自分なりに抗ってみるけど、押し戻したしんどさは、寄せて返す波みたいにすぐ戻って来て負けそうになる時もある。

作中でもカラムは何度となく危うげな姿を見せる。
すぐ迫るバスを気にせず横切ったり、細い手すりの上に立って空を拝んだり、一人きりで買った絨毯に横になってみたり、暗い海に一人服を着たまま向かっていったり。
「なんで?」と言いたくなるその行動の理由が、僕は自分の事の様にわかる。すぐそこまで追いすがってくる希死念慮といつも戦っていたんだろうなって。
大人になったソフィもわかってるから、想像でそれを補完する。
きっとこうだろうな、今ならわかるけどって。

最後のダンス

これまでを振り返り辿り着く最後のダンスシーン。
入り乱れる記憶と想像。ごった返す人々の記憶の中からようやく掴んだ父親を抱きしめて、突き放す。
あなたの気持ちがやっとわかった。でもあなたのようにはならないと。

僕も父親に直接会って、色んなことが聞けたらならどんなに良いかと思うときがある。
親父はあの時どんな気持ちだった?何を抱えて生きてた?
いなくなってずっと大変だったから文句だって言いたい。
お前のせいで大変だったんだこっちはと。頼りたかったし、相談したかったし、居てほしかったんだと。

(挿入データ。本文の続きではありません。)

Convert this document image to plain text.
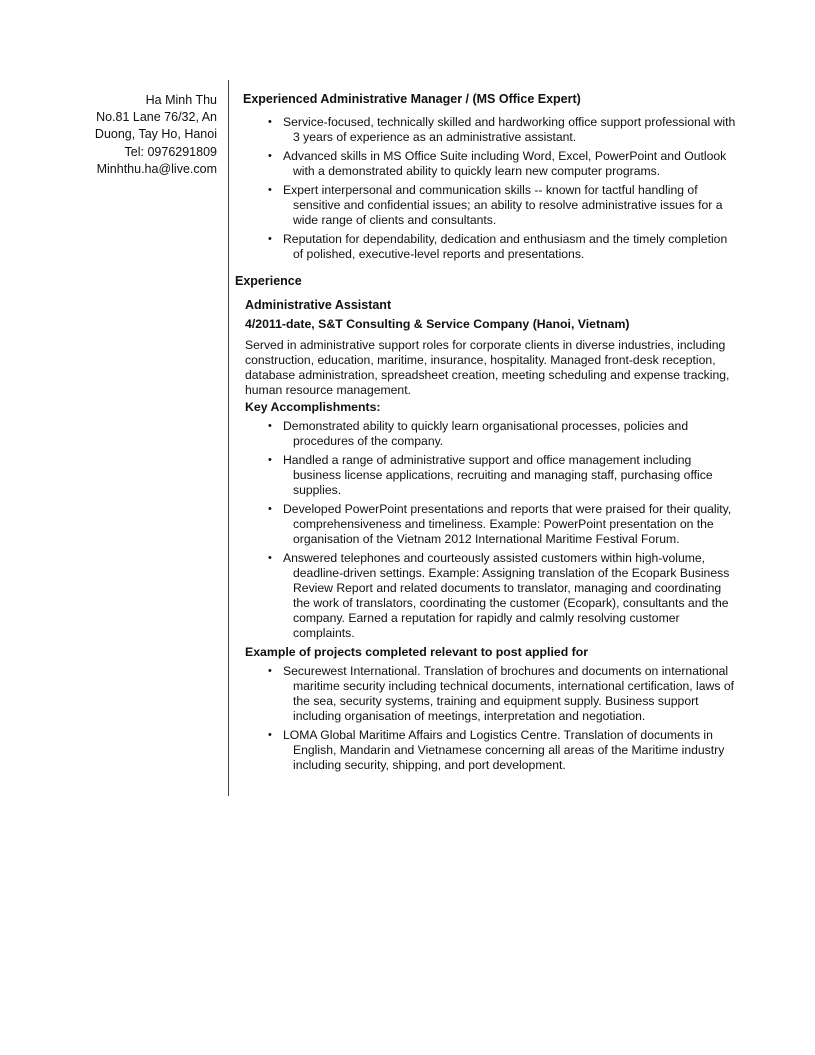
Ha Minh Thu
No.81 Lane 76/32, An
Duong, Tay Ho, Hanoi
Tel: 0976291809
Minhthu.ha@live.com
Experienced Administrative Manager / (MS Office Expert)
• Service-focused, technically skilled and hardworking office support professional with 3 years of experience as an administrative assistant.
• Advanced skills in MS Office Suite including Word, Excel, PowerPoint and Outlook with a demonstrated ability to quickly learn new computer programs.
• Expert interpersonal and communication skills -- known for tactful handling of sensitive and confidential issues; an ability to resolve administrative issues for a wide range of clients and consultants.
• Reputation for dependability, dedication and enthusiasm and the timely completion of polished, executive-level reports and presentations.
Experience
Administrative Assistant
4/2011-date, S&T Consulting & Service Company (Hanoi, Vietnam)
Served in administrative support roles for corporate clients in diverse industries, including construction, education, maritime, insurance, hospitality. Managed front-desk reception, database administration, spreadsheet creation, meeting scheduling and expense tracking, human resource management.
Key Accomplishments:
• Demonstrated ability to quickly learn organisational processes, policies and procedures of the company.
• Handled a range of administrative support and office management including business license applications, recruiting and managing staff, purchasing office supplies.
• Developed PowerPoint presentations and reports that were praised for their quality, comprehensiveness and timeliness. Example: PowerPoint presentation on the organisation of the Vietnam 2012 International Maritime Festival Forum.
• Answered telephones and courteously assisted customers within high-volume, deadline-driven settings. Example: Assigning translation of the Ecopark Business Review Report and related documents to translator, managing and coordinating the work of translators, coordinating the customer (Ecopark), consultants and the company. Earned a reputation for rapidly and calmly resolving customer complaints.
Example of projects completed relevant to post applied for
• Securewest International. Translation of brochures and documents on international maritime security including technical documents, international certification, laws of the sea, security systems, training and equipment supply. Business support including organisation of meetings, interpretation and negotiation.
• LOMA Global Maritime Affairs and Logistics Centre. Translation of documents in English, Mandarin and Vietnamese concerning all areas of the Maritime industry including security, shipping, and port development.
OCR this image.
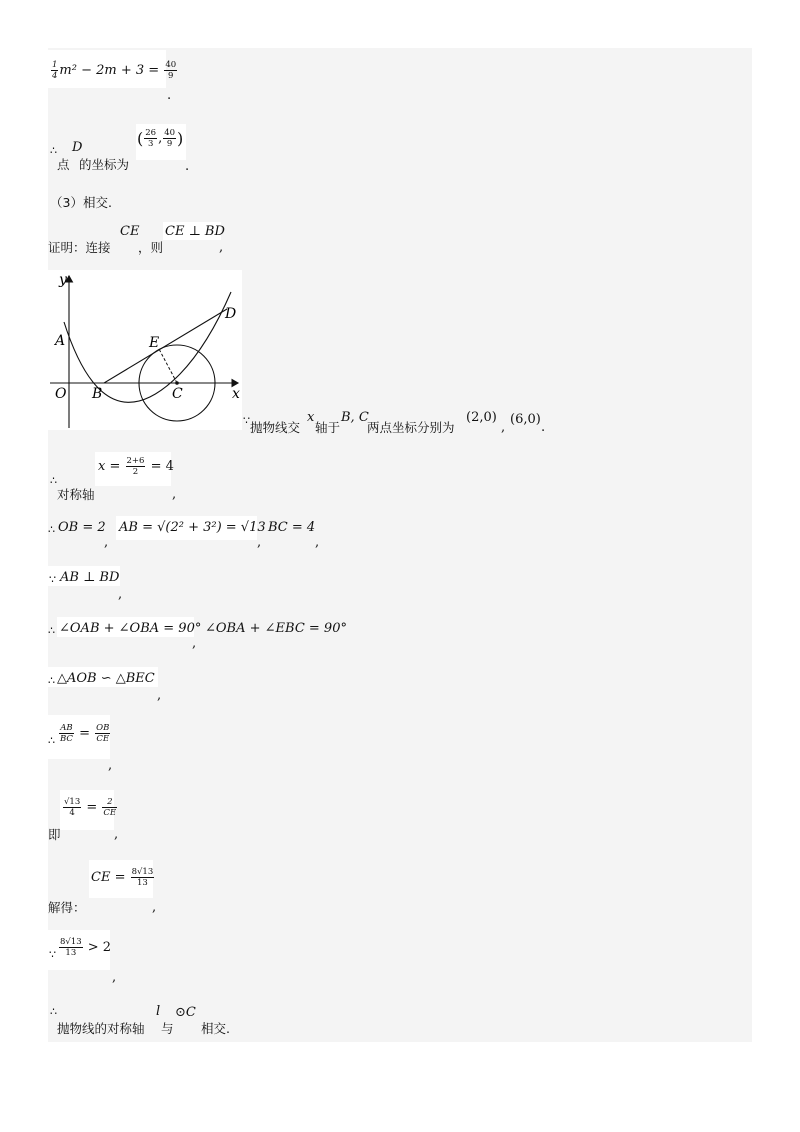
$\frac{1}{4} m^2 - 2m + 3 = \frac{40}{9}$
.
∴ D
点 的坐标为
( $\frac{26}{3}$ , $\frac{40}{9}$ )
.
（3）相交.
证明：连接
CE
，则
CE ⊥ BD
,
y
x
A
O B	C
E
D
∵ 抛物线交
x
轴于
B, C
两点坐标分别为
(2,0)
,
(6,0)
.
∴
对称轴
$x = \frac{2+6}{2} = 4$
,
∴ OB = 2
,
AB = √(2² + 3²) = √13
,
BC = 4
,
∵ AB ⊥ BD
,
∴ ∠OAB + ∠OBA = 90°
,
∠OBA + ∠EBC = 90°
∴ △AOB ∽ △BEC
,
∴ $\frac{AB}{BC} = \frac{OB}{CE}$
,
$\frac{√13}{4} = \frac{2}{CE}$
即	,
解得：
CE = $\frac{8√13}{13}$
,
∵ $\frac{8√13}{13} > 2$
,
∴
抛物线的对称轴
l
与
⊙C
相交.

ラストシーン、名残惜しげにバイバイを言って空港で別れてビデオが終わり、大人になったソフィがビデオカメラを持ったカラムを想像する。
カラムはビデオカメラを閉じて後ろにある扉へ歩いていく。
扉を開けたその先の、入り乱れるたくさんの人々の記憶の中へ帰っていき、映画が終わる。
ビデオに残るバイバイは、「また会える」と思いながらしたさよならで、二度と会えないなんて思ってなかったから、ずっと胸の奥に閉じ込めていたであろう想い。
カメラと記憶と想像で手繰り寄せた父親と、あの時したかった別れを今ようやく終えることができたんだろうなと思った。

父親の写真を見る度にこの映画のことを思い出す気がする。